In our over-stressed, over-driven company, there's a food chain (or, actually a food web) of blame for all the fucked up things happening on a continual basis. Whenever the Grand Pooh Bah sees that something is amiss, he comes down hard on the people closest to him, the fellow founders of the company (such as the Director of Engineering). In the aftermath of years of psychological abuse, they're a uniformly broken collection of people. What little remains of their spines seems to have changed into cartilage.

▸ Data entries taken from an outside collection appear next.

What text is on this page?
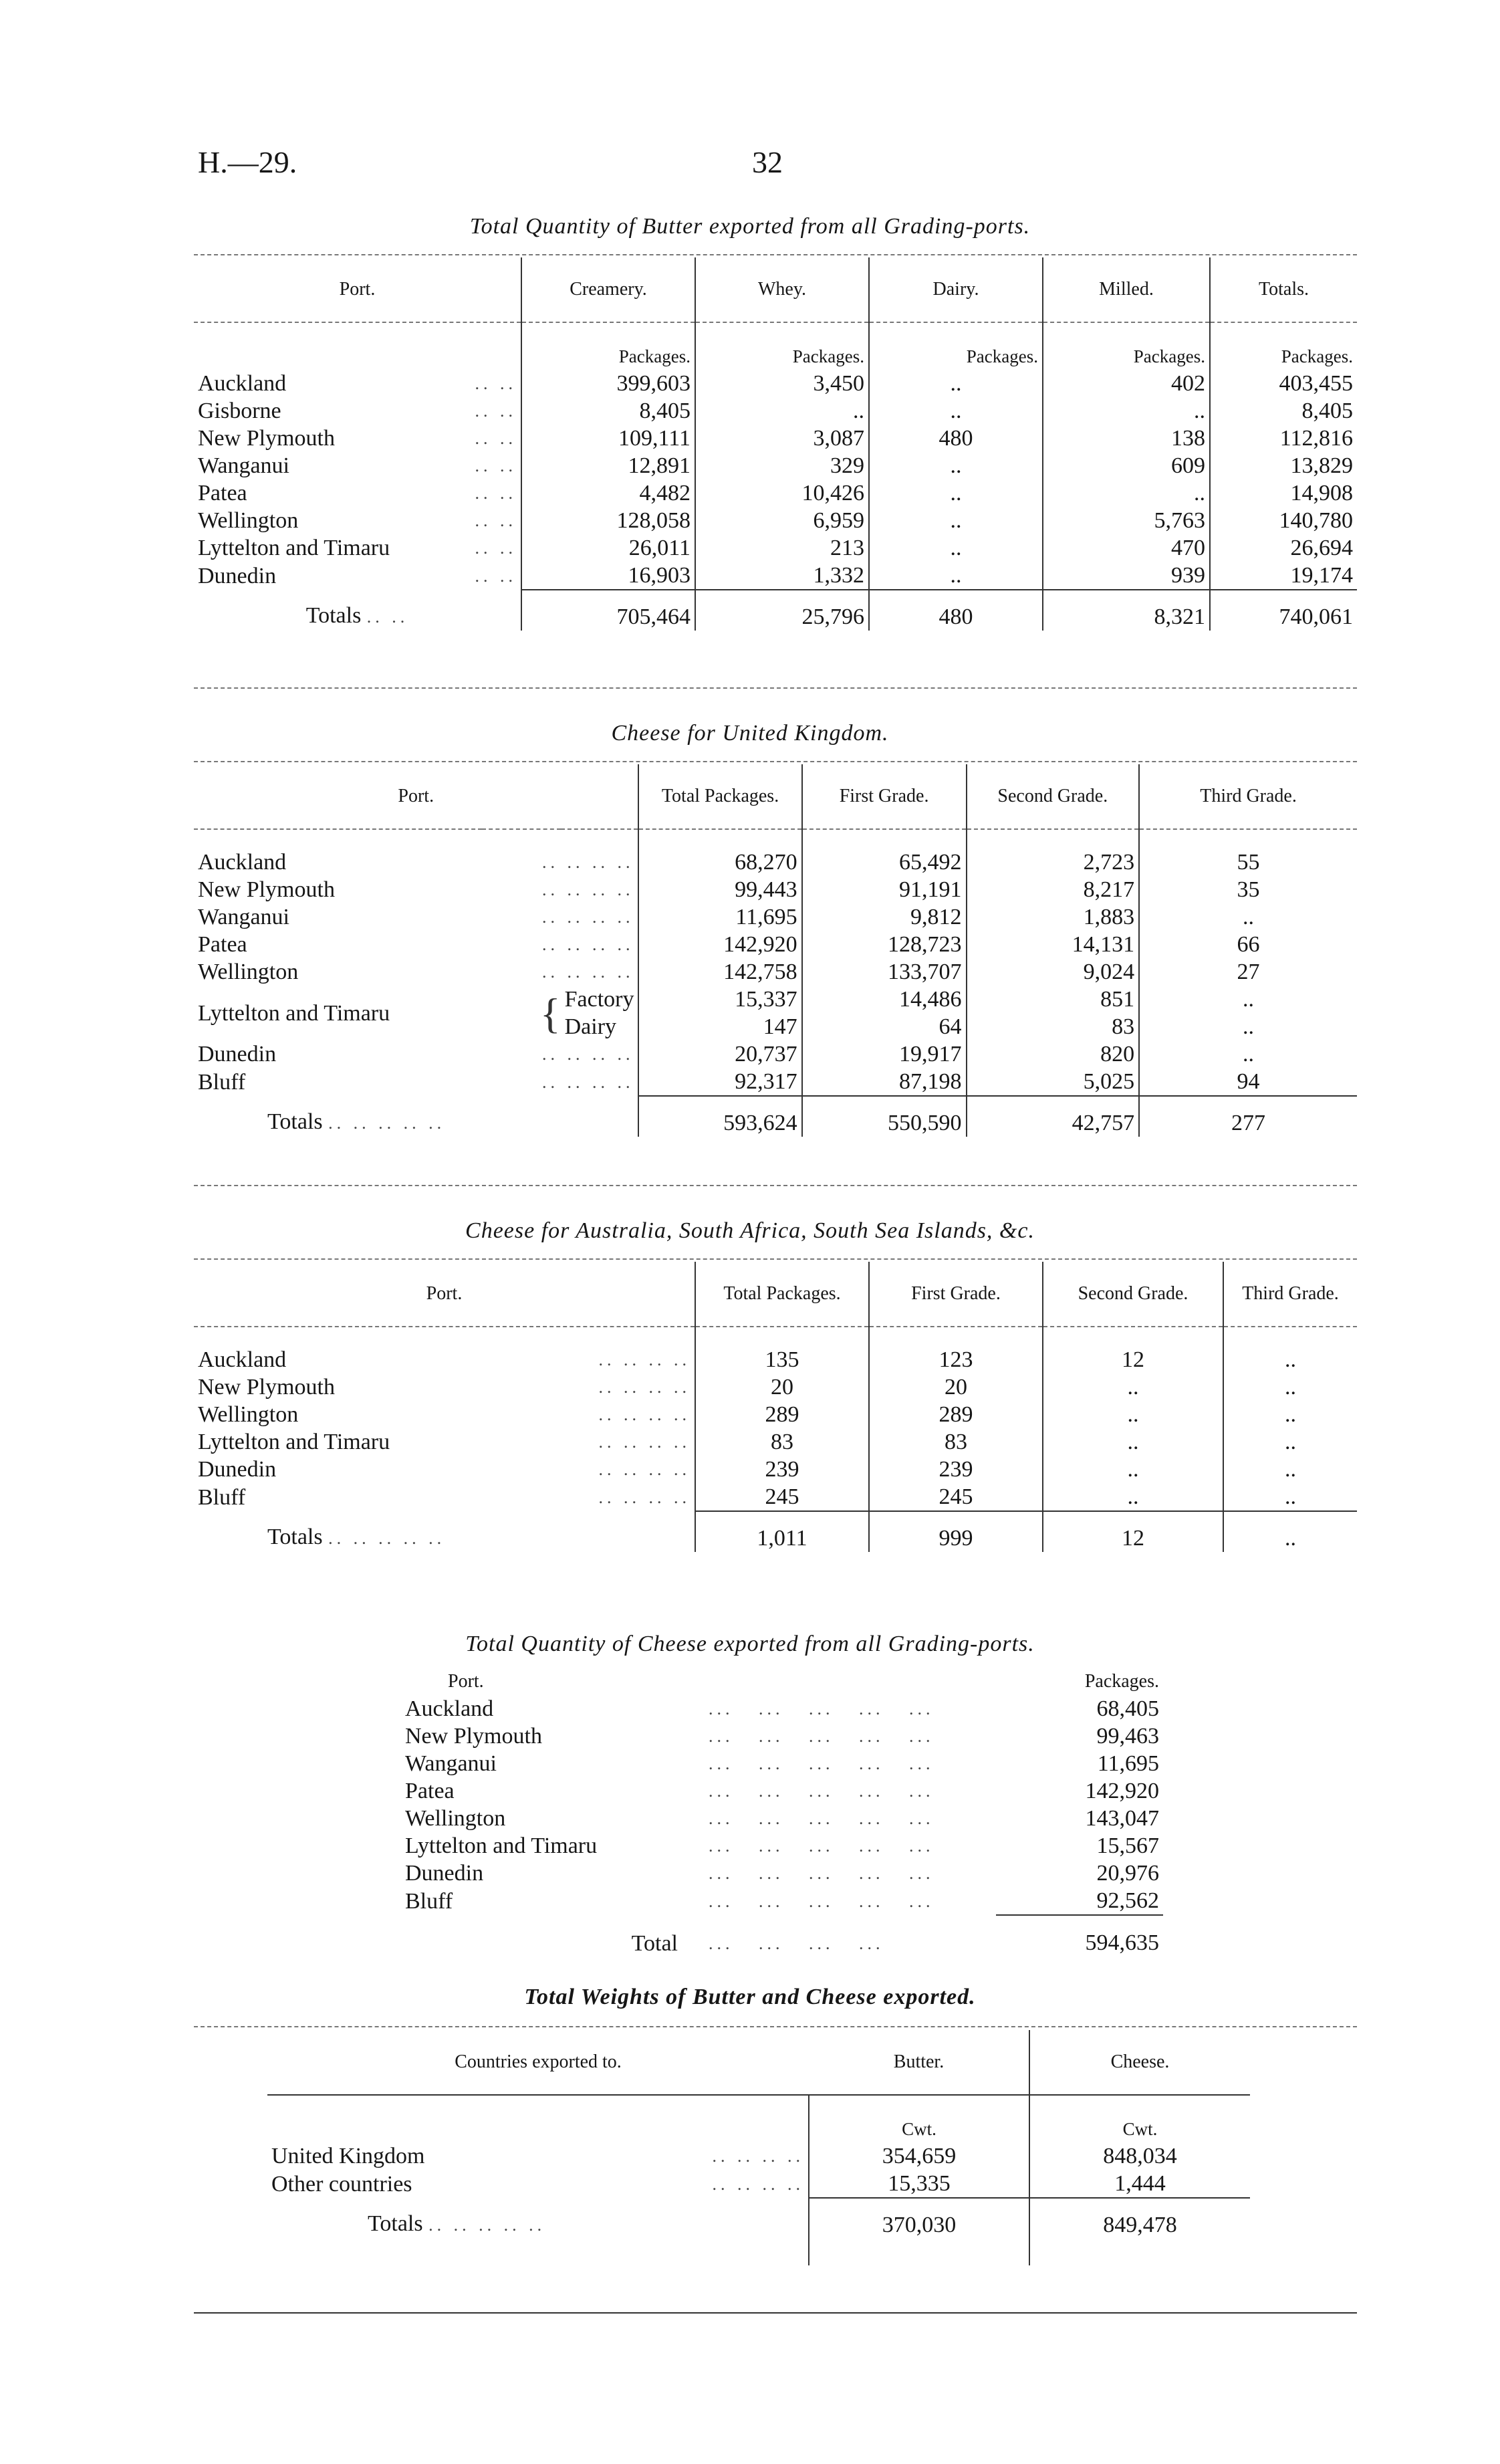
H.—29.	32
Total Quantity of Butter exported from all Grading-ports.
Port.	Creamery.	Whey.	Dairy.	Milled.	Totals.
	Packages.	Packages.	Packages.	Packages.	Packages.
Auckland .. ..	399,603	3,450	..	402	403,455
Gisborne .. ..	8,405	..	..	..	8,405
New Plymouth .. ..	109,111	3,087	480	138	112,816
Wanganui .. ..	12,891	329	..	609	13,829
Patea .. ..	4,482	10,426	..	..	14,908
Wellington .. ..	128,058	6,959	..	5,763	140,780
Lyttelton and Timaru .. ..	26,011	213	..	470	26,694
Dunedin .. ..	16,903	1,332	..	939	19,174
Totals .. ..	705,464	25,796	480	8,321	740,061
Cheese for United Kingdom.
Port.			Total Packages.	First Grade.	Second Grade.	Third Grade.

Auckland .. .. .. ..			68,270	65,492	2,723	55
New Plymouth .. .. .. ..			99,443	91,191	8,217	35
Wanganui .. .. .. ..			11,695	9,812	1,883	..
Patea .. .. .. ..			142,920	128,723	14,131	66
Wellington .. .. .. ..			142,758	133,707	9,024	27
Lyttelton and Timaru	{	Factory	15,337	14,486	851	..
		Dairy	147	64	83	..
Dunedin .. .. .. ..			20,737	19,917	820	..
Bluff .. .. .. ..			92,317	87,198	5,025	94
Totals .. .. .. .. ..			593,624	550,590	42,757	277
Cheese for Australia, South Africa, South Sea Islands, &c.
Port.	Total Packages.	First Grade.	Second Grade.	Third Grade.

Auckland .. .. .. ..	135	123	12	..
New Plymouth .. .. .. ..	20	20	..	..
Wellington .. .. .. ..	289	289	..	..
Lyttelton and Timaru .. .. .. ..	83	83	..	..
Dunedin .. .. .. ..	239	239	..	..
Bluff .. .. .. ..	245	245	..	..
Totals .. .. .. .. ..	1,011	999	12	..
Total Quantity of Cheese exported from all Grading-ports.
Port.		Packages.
Auckland	...   ...   ...   ...   ...	68,405
New Plymouth	...   ...   ...   ...   ...	99,463
Wanganui	...   ...   ...   ...   ...	11,695
Patea	...   ...   ...   ...   ...	142,920
Wellington	...   ...   ...   ...   ...	143,047
Lyttelton and Timaru	...   ...   ...   ...   ...	15,567
Dunedin	...   ...   ...   ...   ...	20,976
Bluff	...   ...   ...   ...   ...	92,562
Total	...   ...   ...   ...	594,635
Total Weights of Butter and Cheese exported.
Countries exported to.	Butter.	Cheese.
	Cwt.	Cwt.
United Kingdom .. .. .. ..	354,659	848,034
Other countries .. .. .. ..	15,335	1,444
Totals .. .. .. .. ..	370,030	849,478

Despite reportedly being "furious" about the Main Menu mishap, the Director of Engineering didn't even have the necessary resolve to confront me about it; he had to send the schoolmarmish VP of IT to do it in her characteristically bureaucratic fashion. And of course when the blame finally came down to me, I did what I could to diffuse it out into the technical & community staff generally. This was in perfect keeping with the traditions of the company.
I think the reason there'd been such a delay between my offense and my reprimand was that the powers that be consider me something of a flight risk. I have an air of disgruntled about me, and the cynicism I feel is not especially well concealed. If my managers make any one of my days too miserable, the thinking might go, I'll tell them hasta la pasta and go find another job paying two times as much. That would be bad for the company; my track record is proven and they certainly don't want me to leave. So the schoolmarmish VP of IT found some bit of good news with which to temper the bad. Since it was a little past my one year anniversary, she trucked out my suite of stock options for the coming year and presented them as though they were lavish evidence of my great importance to the company. It was an impressive, flattering number, though I don't know how it competes with what others in my position are receiving; I'm well aware of my company's history of gross remunerative imbalances.
The remarkable thing is that I actually made it through a whole year with this company without any sort of reprimand at all. That's got to be some sort of first for someone cursed with DeMar-Mueller boat-rocking genes.